What does this buy us? Well, in this example it doesn't really buy us anything because any interventional query in this example can be reduced to an observational query. However, it is useful in situations that are (even slightly) more complex in which we cannot reduce interventional queries to observational queries. In these situations we cannot calculate an exact value for the interventional query, but through the use of response variables we *can* calculate bounds on the value (that are sometimes quite tight). Koller has an example of this on pages 1032-33.

**Counterfactual queries** are queries such as “what is the probability of Germany invading England during World War II had Winston Churchill not been born?” Counterfactual queries ask about the probability of an event happening in an alternate universe that is exactly the same as our own universe *except for a given number of details*, details such as “Winston Churchill was never born”. The framework of causality and causal models gives us tools to define these queries very precisely and to answer them, or at least to put bounds on the answers to them.

An important tool in answering counterfactual queries are **counterfactual twinned networks**. These networks model both the real universe *and* the alternate universe that is involved in the counterfactual query. An example is the following:

:$C \rightarrow T \leftarrow U^T \rightarrow T^\prime \leftarrow C^\prime\,\!$

where $C^\prime\,\!$ and $T^\prime\,\!$ refer to the variables in the alternate universe. Answering a counterfactual query is essentially the same thing as answering an interventional query in this new network. We just run an inference algorithm (like Metropolis) to determine the probability of one node given 1) the values of whatever other nodes are observed and 2) the fact that we perform an intervention on one or more other nodes.

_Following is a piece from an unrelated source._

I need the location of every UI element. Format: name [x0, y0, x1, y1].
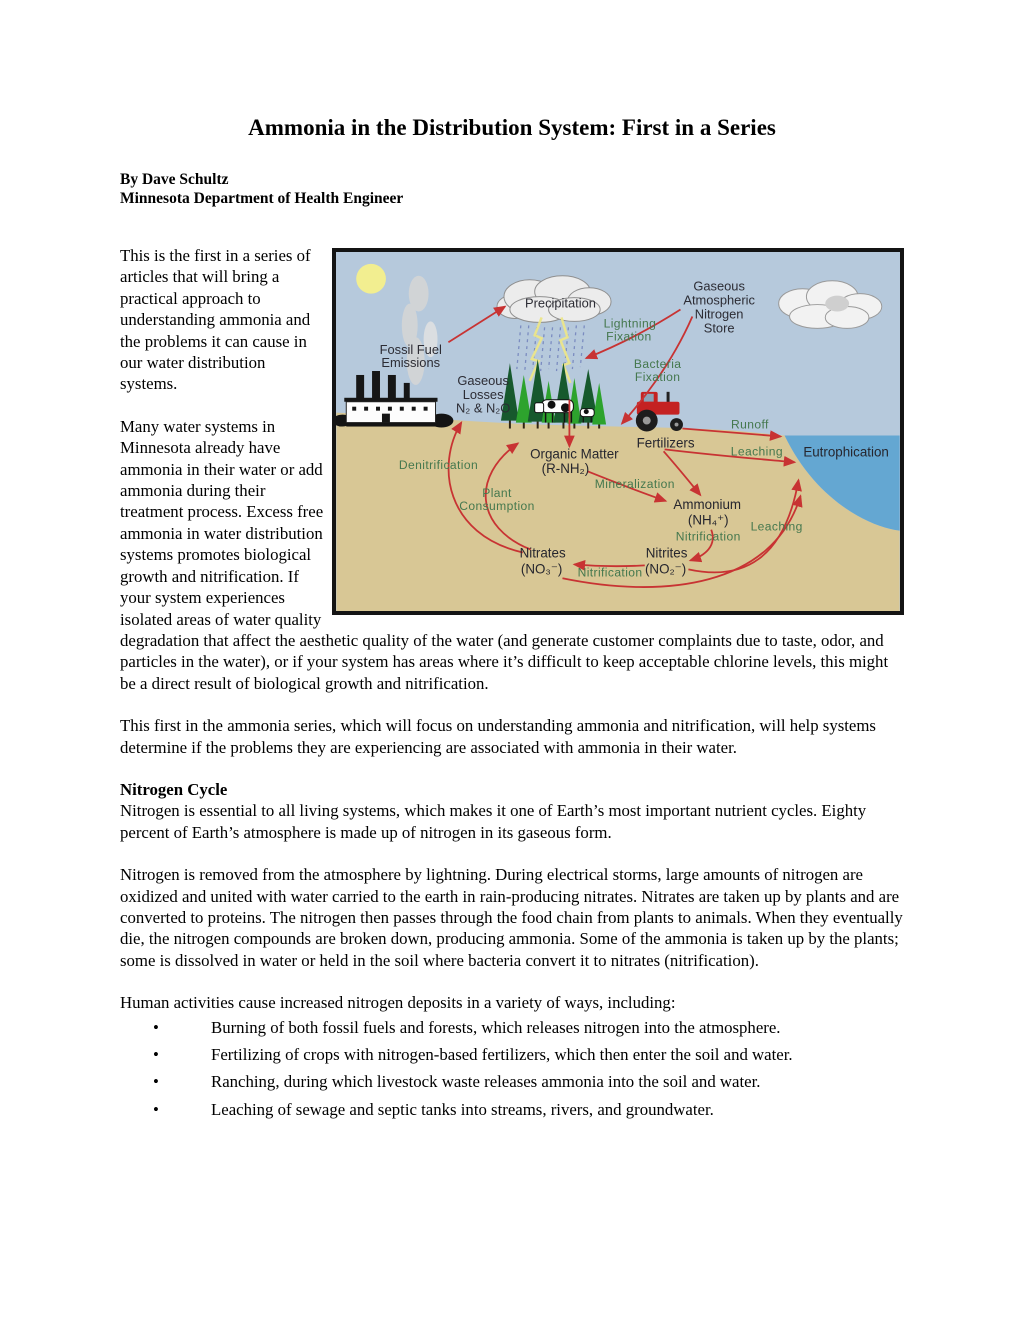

Note that the real universe and the alternate universe variables are connected through response variables; this implies that the underlying, unobserved causal mechanisms in the world do not change from the real to the alternate universe. The only thing that changes is the fact that we perform an intervention in the alternate-universe portion of the network.

Here is an example counterfactual query in words: “what is the probability that Jim would have had a toothache had we caused him to have a cavity, given that he didn't have a cavity and doesn't have a toothache?” Formally this would be written as:

:$P(T^\prime|do(c^\prime),C=0, T=0)\,\!$.

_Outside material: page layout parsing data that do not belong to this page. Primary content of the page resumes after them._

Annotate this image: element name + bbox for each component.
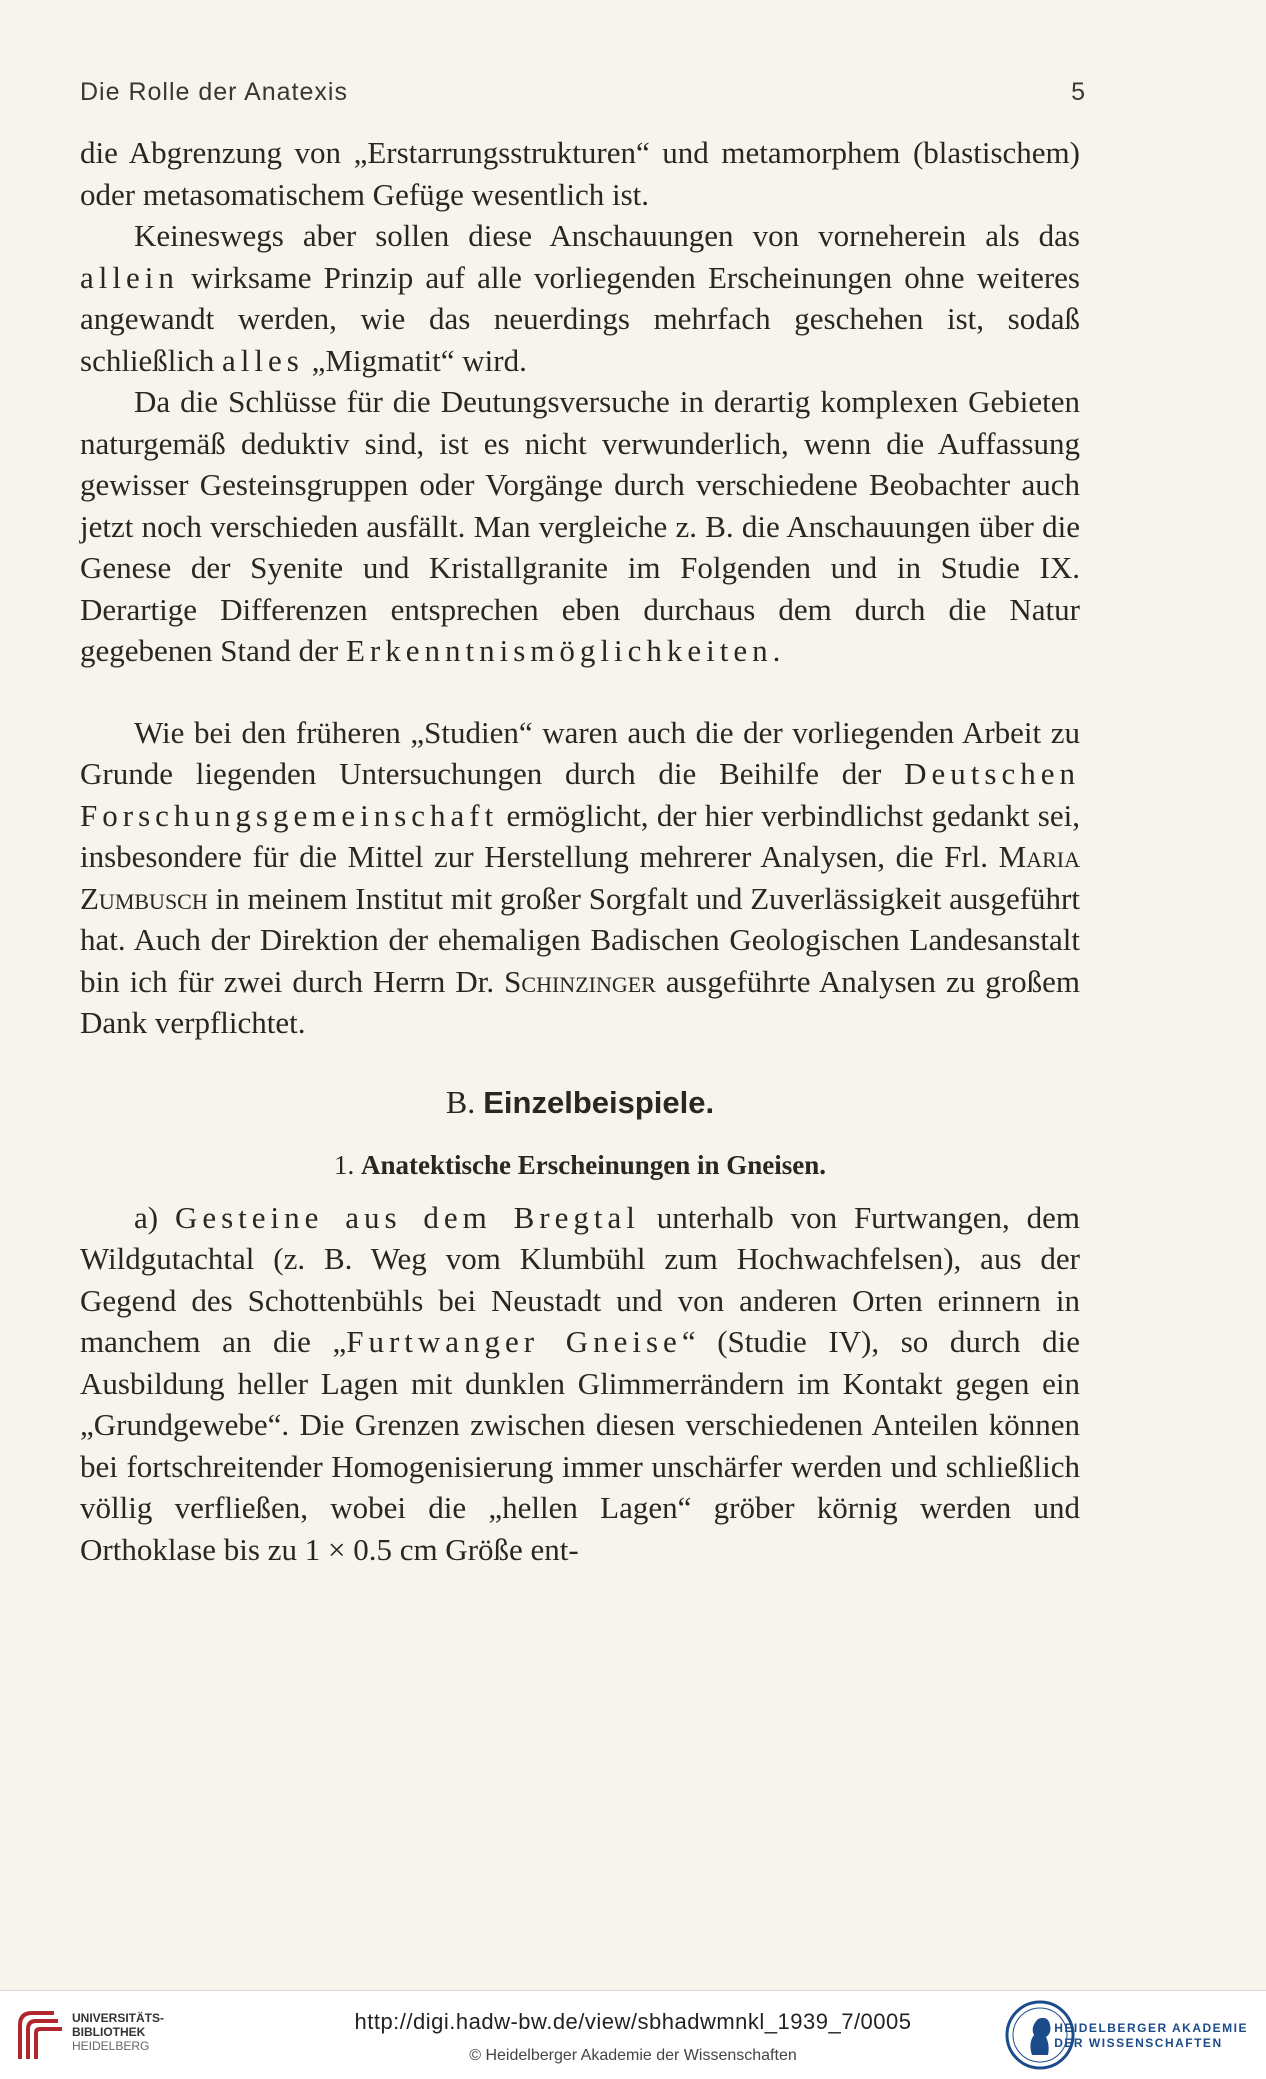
subsection-title: Anatektische Erscheinungen in Gneisen. xyxy=(360,1149,827,1180)
library-name-line2: BIBLIOTHEK xyxy=(72,2025,146,2039)
paragraph-3 xyxy=(80,381,1080,672)
section-heading-b xyxy=(80,1080,1080,1125)
copyright-notice: © Heidelberger Akademie der Wissenschaften xyxy=(469,2047,797,2064)
paragraph-2-text-a: Keineswegs aber sollen diese Anschauungen von vorneherein als das xyxy=(134,218,1080,253)
section-title: Einzelbeispiele. xyxy=(483,1084,715,1120)
emphasis-gesteine-bregtal: Gesteine aus dem Bregtal xyxy=(174,1199,640,1235)
paragraph-4-text-a: Wie bei den früheren „Studien“ waren auch die der vorliegenden Arbeit zu Grunde liegenden Untersuchungen durch die Beihilfe der xyxy=(80,714,1080,791)
section-letter: B. xyxy=(445,1083,476,1120)
paragraph-5-text-a: a) xyxy=(134,1199,175,1235)
library-name-line1: UNIVERSITÄTS- xyxy=(72,2011,165,2025)
paragraph-4-text-c: ermöglicht, der hier verbindlichst gedankt sei, insbesondere für die Mittel zur Herstellung mehrerer Analysen, die Frl. xyxy=(80,797,1080,874)
paragraph-5 xyxy=(80,1197,1080,1571)
emphasis-erkenntnismoeglichkeiten: Erkenntnismöglichkeiten xyxy=(345,633,773,668)
running-head xyxy=(80,78,1086,107)
paragraph-5-text-e: “ (Studie IV), so durch die Ausbildung heller Lagen mit dunklen Glimmerrändern im Kontakt gegen ein „Grundgewebe“. Die Grenzen zwischen diesen verschiedenen Anteilen können bei fortschreitender Homogenisierung immer unschärfer werden und schließlich völlig verfließen, wobei die „hellen Lagen“ gröber körnig werden und Orthoklase bis zu 1 × 0.5 cm Größe ent- xyxy=(80,1324,1080,1567)
page-number: 5 xyxy=(1071,78,1086,106)
academy-name xyxy=(1054,2021,1248,2051)
paragraph-1 xyxy=(80,132,1080,215)
paragraph-2-text-e: „Migmatit“ wird. xyxy=(303,342,527,378)
paragraph-4-text-e: in meinem Institut mit großer Sorgfalt und Zuverlässigkeit ausgeführt hat. Auch der Direktion der ehemaligen Badischen Geologischen Landesanstalt bin ich für zwei durch Herrn Dr. xyxy=(80,880,1080,999)
paragraph-1-text: die Abgrenzung von „Erstarrungsstrukturen“ und metamorphem (blastischem) oder metasomatischem Gefüge wesentlich ist. xyxy=(80,135,1080,212)
emphasis-forschungsgemeinschaft: Deutschen Forschungsgemeinschaft xyxy=(80,756,1080,833)
paragraph-3-text-c: . xyxy=(772,633,781,668)
paragraph-2 xyxy=(80,215,1080,381)
name-maria-zumbusch: Maria Zumbusch xyxy=(80,839,1080,916)
subsection-number: 1. xyxy=(333,1149,355,1180)
paragraph-gap xyxy=(80,672,1080,712)
paragraph-5-text-c: unterhalb von Furtwangen, dem Wildgutachtal (z. B. Weg vom Klumbühl zum Hochwachfelsen), aus der Gegend des Schottenbühls bei Neustadt und von anderen Orten erinnern in manchem an die „ xyxy=(80,1199,1080,1359)
name-schinzinger: Schinzinger xyxy=(504,963,656,999)
body-text xyxy=(80,132,1080,1570)
running-head-title: Die Rolle der Anatexis xyxy=(80,78,348,106)
academy-name-line1: HEIDELBERGER AKADEMIE xyxy=(1054,2021,1248,2035)
paragraph-4 xyxy=(80,712,1080,1044)
paragraph-3-text-a: Da die Schlüsse für die Deutungsversuche in derartig komplexen Gebieten naturgemäß deduktiv sind, ist es nicht verwunderlich, wenn die Auffassung gewisser Gesteinsgruppen oder Vorgänge durch verschiedene Beobachter auch jetzt noch verschieden ausfällt. Man vergleiche z. B. die Anschauungen über die Genese der Syenite und Kristallgranite im Folgenden und in Studie IX. Derartige Differenzen entsprechen eben durchaus dem durch die Natur gegebenen Stand der xyxy=(80,384,1080,668)
library-name-line3: HEIDELBERG xyxy=(72,2039,150,2053)
paragraph-2-text-c: wirksame Prinzip auf alle vorliegenden Erscheinungen ohne weiteres angewandt werden, wie das neuerdings mehrfach geschehen ist, sodaß schließlich xyxy=(80,259,1080,378)
emphasis-furtwanger-gneise: Furtwanger Gneise xyxy=(346,1324,682,1359)
emphasis-allein: allein xyxy=(80,259,179,295)
viewer-footer xyxy=(0,1990,1266,2079)
subsection-heading-1 xyxy=(80,1145,1080,1185)
academy-name-line2: DER WISSENSCHAFTEN xyxy=(1054,2036,1223,2050)
emphasis-alles: alles xyxy=(222,342,304,378)
paragraph-4-text-g: ausgeführte Analysen zu großem Dank verpflichtet. xyxy=(80,963,1080,1040)
permalink-url[interactable]: http://digi.hadw-bw.de/view/sbhadwmnkl_1939_7/0005 xyxy=(354,2009,912,2034)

What is the difference between a Bayesian network and a causal model? What is the difference between an interventional query and an observational query?

- D. Koller and N. Friedman, Probabilistic Graphical Models: Principles and Techniques. London: The MIT Press, 2009, Chapter 21.
- J. Pearl, Causality: Models, Reasoning, and Inference, 2nd Edition. Cambridge University Press, 2009.